Acute Care at Home East Contact Information

Telephone 01752 679017 or via Bodmin switchboard 01208 251300

Email:  acah.east@nhs.net

Acute Care at Home East

The Acute Care at Home service is a “virtual ward” concept currently consisting of 7 experienced registered nurses plus 1 paramedic and an admin assistant. Our aim is to facilitate advanced nursing care / support to patients in their own homes or alternative care environment,  in order to prevent admission to, or facilitate discharge from the acute hospital.

We can provide treatment up to twice daily.

The service operates from 08.00 until 20.30 seven days a week, 365 days a year

We accept referrals from:

•Acute and community hospitals

•Other community professionals such as:

•Acute GP Service / ambulatory care

•Out of hours service

•Community matrons

•Community nurses

•Home first

•Other allied health professionals

The GP should have assessed community patients within 24 hrs of referral and be prepared to maintain medical responsibility throughout the patient’s treatment, or, in the case of out of hours, until the patient’s own GP is available.

Referral procedure

Community:

Refer direct to Acute Care At Home East co-ordinator on 01752 679017

or, via Bodmin switch 01208 251300

Ask to speak to co-ordinator for Acute Care At Home East to discuss plan of care.

Complete ACAH community drug chart if required and email along with patient profile to acah.east@nhs.net

No FP10 needed.

We would aim to begin intervention on the day of referral and once in receipt of the above documentation.

Acute Hospital

Refer direct to Acute Care At Home East co-ordinator on 01752 679017, or, via Bodmin switchboard,  01208 251300

Ask to speak to co-ordinator for Acute Care At Home East to discuss plan of care.

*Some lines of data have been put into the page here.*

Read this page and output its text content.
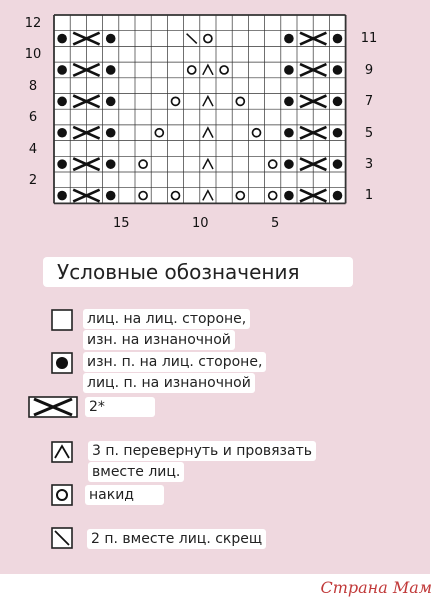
12
10
8
6
4
2
11
9
7
5
3
1
15	10	5
Условные обозначения
лиц. на лиц. стороне,
изн. на изнаночной
изн. п. на лиц. стороне,
лиц. п. на изнаночной
2*
3 п. перевернуть и провязать
вместе лиц.
накид
2 п. вместе лиц. скрещ
Страна Мам
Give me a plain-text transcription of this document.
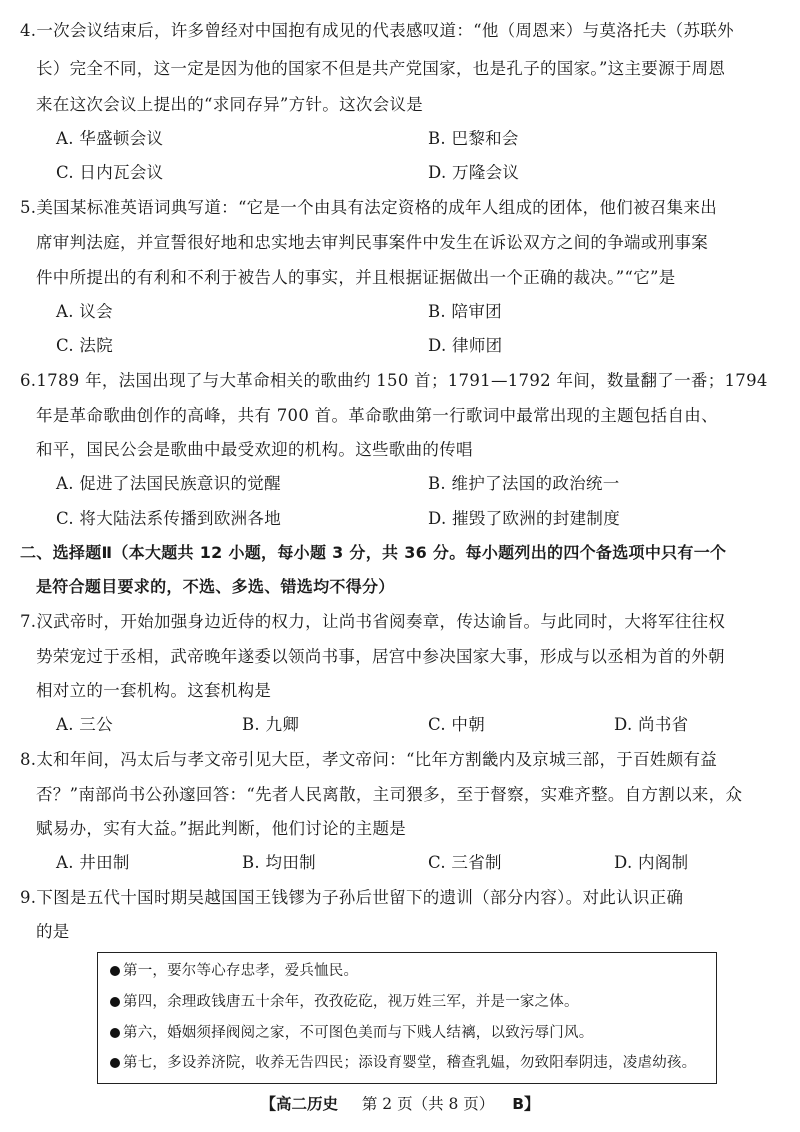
4.一次会议结束后，许多曾经对中国抱有成见的代表感叹道：“他（周恩来）与莫洛托夫（苏联外
长）完全不同，这一定是因为他的国家不但是共产党国家，也是孔子的国家。”这主要源于周恩
来在这次会议上提出的“求同存异”方针。这次会议是
A. 华盛顿会议	B. 巴黎和会
C. 日内瓦会议	D. 万隆会议
5.美国某标准英语词典写道：“它是一个由具有法定资格的成年人组成的团体，他们被召集来出
席审判法庭，并宣誓很好地和忠实地去审判民事案件中发生在诉讼双方之间的争端或刑事案
件中所提出的有利和不利于被告人的事实，并且根据证据做出一个正确的裁决。”“它”是
A. 议会	B. 陪审团
C. 法院	D. 律师团
6.1789 年，法国出现了与大革命相关的歌曲约 150 首；1791—1792 年间，数量翻了一番；1794
年是革命歌曲创作的高峰，共有 700 首。革命歌曲第一行歌词中最常出现的主题包括自由、
和平，国民公会是歌曲中最受欢迎的机构。这些歌曲的传唱
A. 促进了法国民族意识的觉醒	B. 维护了法国的政治统一
C. 将大陆法系传播到欧洲各地	D. 摧毁了欧洲的封建制度
二、选择题Ⅱ（本大题共 12 小题，每小题 3 分，共 36 分。每小题列出的四个备选项中只有一个
是符合题目要求的，不选、多选、错选均不得分）
7.汉武帝时，开始加强身边近侍的权力，让尚书省阅奏章，传达谕旨。与此同时，大将军往往权
势荣宠过于丞相，武帝晚年遂委以领尚书事，居宫中参决国家大事，形成与以丞相为首的外朝
相对立的一套机构。这套机构是
A. 三公	B. 九卿	C. 中朝	D. 尚书省
8.太和年间，冯太后与孝文帝引见大臣，孝文帝问：“比年方割畿内及京城三部，于百姓颇有益
否？”南部尚书公孙邃回答：“先者人民离散，主司猥多，至于督察，实难齐整。自方割以来，众
赋易办，实有大益。”据此判断，他们讨论的主题是
A. 井田制	B. 均田制	C. 三省制	D. 内阁制
9.下图是五代十国时期吴越国国王钱镠为子孙后世留下的遗训（部分内容）。对此认识正确
的是
第一，要尔等心存忠孝，爱兵恤民。
第四，余理政钱唐五十余年，孜孜矻矻，视万姓三军，并是一家之体。
第六，婚姻须择阀阅之家，不可图色美而与下贱人结褵，以致污辱门风。
第七，多设养济院，收养无告四民；添设育婴堂，稽查乳媪，勿致阳奉阴违，凌虐幼孩。
【高二历史 第 2 页（共 8 页） B】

Complete ACAH community drug chart if required and email with discharge letter if available to acah.east@nhs.net

Medications, diluents and flushes should be prescribed and provided by hospital.

Types of condition that can be managed by the team include:

• Chest conditions such as COPD, chest infections, pneumonia.

• Cardiac monitoring eg.AF, heart failure, IV diuretics for HF.  

• Intravenous fluid replacement, (bolus), subcutaneous fluid replacement.

• Cellulitis.

• Short term provision of nebuliser therapy for exacerbation of respiratory complaints.

• Postoperative infections.

• Treatment of post-operative patients requiring IV antibiotic therapy.

• Sepsis screening, full set of observations at each visit.

The team can provide intensive nursing support at home including:

• Cardiovascular and respiratory examination

• I.V therapy, including antibiotics, anti-emetics and diuretics.

• Management of midlines, PICC and implanted ports.

• Cannulation and phlebotomy.

• Blood sampling where results may be required urgently in order to guide or instigate a particular treatment plan.

Advantages of using the service for the patient

• The patient’s recovery rate is improved by being in their own environment particularly the elderly and confused.

• More cost effective.

• Patient satisfaction.

• Social support networks are maintained.

• Rapid commencement of treatment.

Advantages of using the service for the G.P

• More cost effective

• Team will liaise with other services such as Home First, Community Matrons, to ensure a seamless journey for the patient.

Limitations of using the service

• The patient must be agreeable to staying at home.

• The patient must be over 18 years old

• Patient must have access to a telephone

General information for referrers

Please ensure the patient meets the above criteria; please contact us with any queries.

A nurse will visit the patient to undertake a full and complete assessment either in the hospital prior to discharge, or in their own home if referred via GP.

Throughout the patient’s treatment the team will liaise with you re any changes or concerns.